Quand j’ai été candidat à la présidence du CHP, le parti culminait à 25 % des voix. J’ai poussé pour qu’il s’ouvre non seulement aux sociaux-démocrates, mais aussi aux démocrates nationalistes, aux démocrates conservateurs et aux démocrates kurdes.
Nous sommes redevenus le premier parti du pays, je veux maintenant devenir le président d’un CHP qui aura réussi à battre Erdogan par les urnes. Oui, je veux sauver la Turquie d’Erdogan par de grandes mobilisations et de grands boycotts [des médias qui le soutiennent]. Si j’obtiens ce résultat, je pourrai quitter la vie politique avec une grande satisfaction.
Le président Emmanuel Macron a réagi en dénonçant le caractère « systématique » des poursuites contre les figures de l’opposition et de la société civile. Le chancelier Olaf Scholz avait également élevé la voix. Attendiez-vous des réactions plus nombreuses de l’Union européenne ?

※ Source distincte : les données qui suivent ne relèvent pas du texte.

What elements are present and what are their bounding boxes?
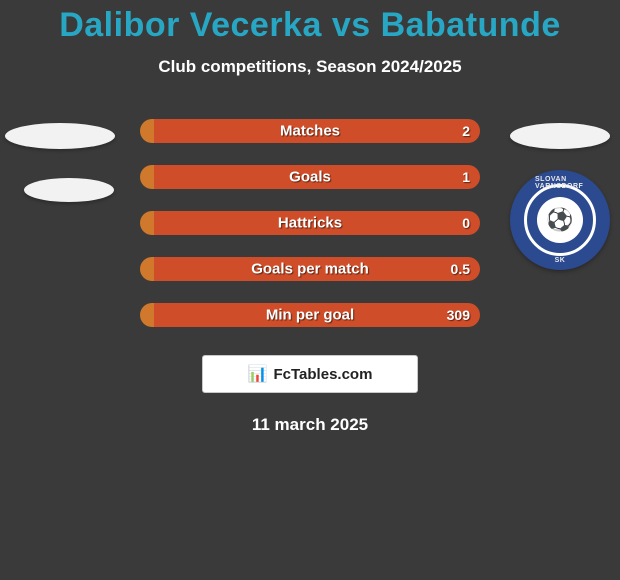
- brand-box: 📊 FcTables.com: [202, 355, 418, 393]
- stat-bar-left-fill: [140, 257, 154, 281]
- page-title: Dalibor Vecerka vs Babatunde: [0, 0, 620, 45]
- club-badge: SLOVAN VARNSDORF ⚽ SK: [510, 170, 610, 270]
- stat-label: Hattricks: [278, 215, 342, 232]
- stat-bar-left-fill: [140, 303, 154, 327]
- stat-label: Min per goal: [266, 307, 354, 324]
- badge-text-top: SLOVAN VARNSDORF: [535, 176, 585, 190]
- date-text: 11 march 2025: [0, 415, 620, 435]
- player-left-oval-1: [5, 123, 115, 149]
- stat-value-right: 0: [462, 215, 470, 231]
- soccer-ball-icon: ⚽: [537, 197, 583, 243]
- stat-bar: Goals per match 0.5: [140, 257, 480, 281]
- chart-icon: 📊: [248, 364, 268, 384]
- stat-bar-left-fill: [140, 119, 154, 143]
- stat-value-right: 2: [462, 123, 470, 139]
- stat-bar: Min per goal 309: [140, 303, 480, 327]
- stat-bar: Goals 1: [140, 165, 480, 189]
- stat-value-right: 1: [462, 169, 470, 185]
- stat-bar-left-fill: [140, 211, 154, 235]
- badge-text-bottom: SK: [555, 257, 566, 264]
- stat-value-right: 0.5: [451, 261, 470, 277]
- player-right-oval-1: [510, 123, 610, 149]
- badge-inner-ring: ⚽: [524, 184, 596, 256]
- page-subtitle: Club competitions, Season 2024/2025: [0, 57, 620, 77]
- comparison-infographic: Dalibor Vecerka vs Babatunde Club compet…: [0, 0, 620, 580]
- stat-label: Goals per match: [251, 261, 369, 278]
- stat-bar: Hattricks 0: [140, 211, 480, 235]
- brand-text: FcTables.com: [274, 366, 373, 383]
- player-left-oval-2: [24, 178, 114, 202]
- stat-bar: Matches 2: [140, 119, 480, 143]
- stat-bar-left-fill: [140, 165, 154, 189]
- stat-label: Goals: [289, 169, 331, 186]
- stat-value-right: 309: [447, 307, 470, 323]
- stat-label: Matches: [280, 123, 340, 140]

La déclaration de Macron est très importante. J’ai envoyé des messages aux partis européens frères [le CHP est membre de l’Internationale socialiste] qui n’ont pas réagi, comme le Britannique Keir Starmer. Si les réactions ont été un peu tardives, c’est peut-être dû au fait que le gouvernement a choisi comme prétexte la corruption, dans cette affaire. C’est un sujet délicat. Et puis, la règle veut que les pays travaillent avec les pouvoirs en place. Il n’en demeure pas moins essentiel qu’ils adoptent des positions justes en cas de coup d’Etat, comme c’est le cas actuellement.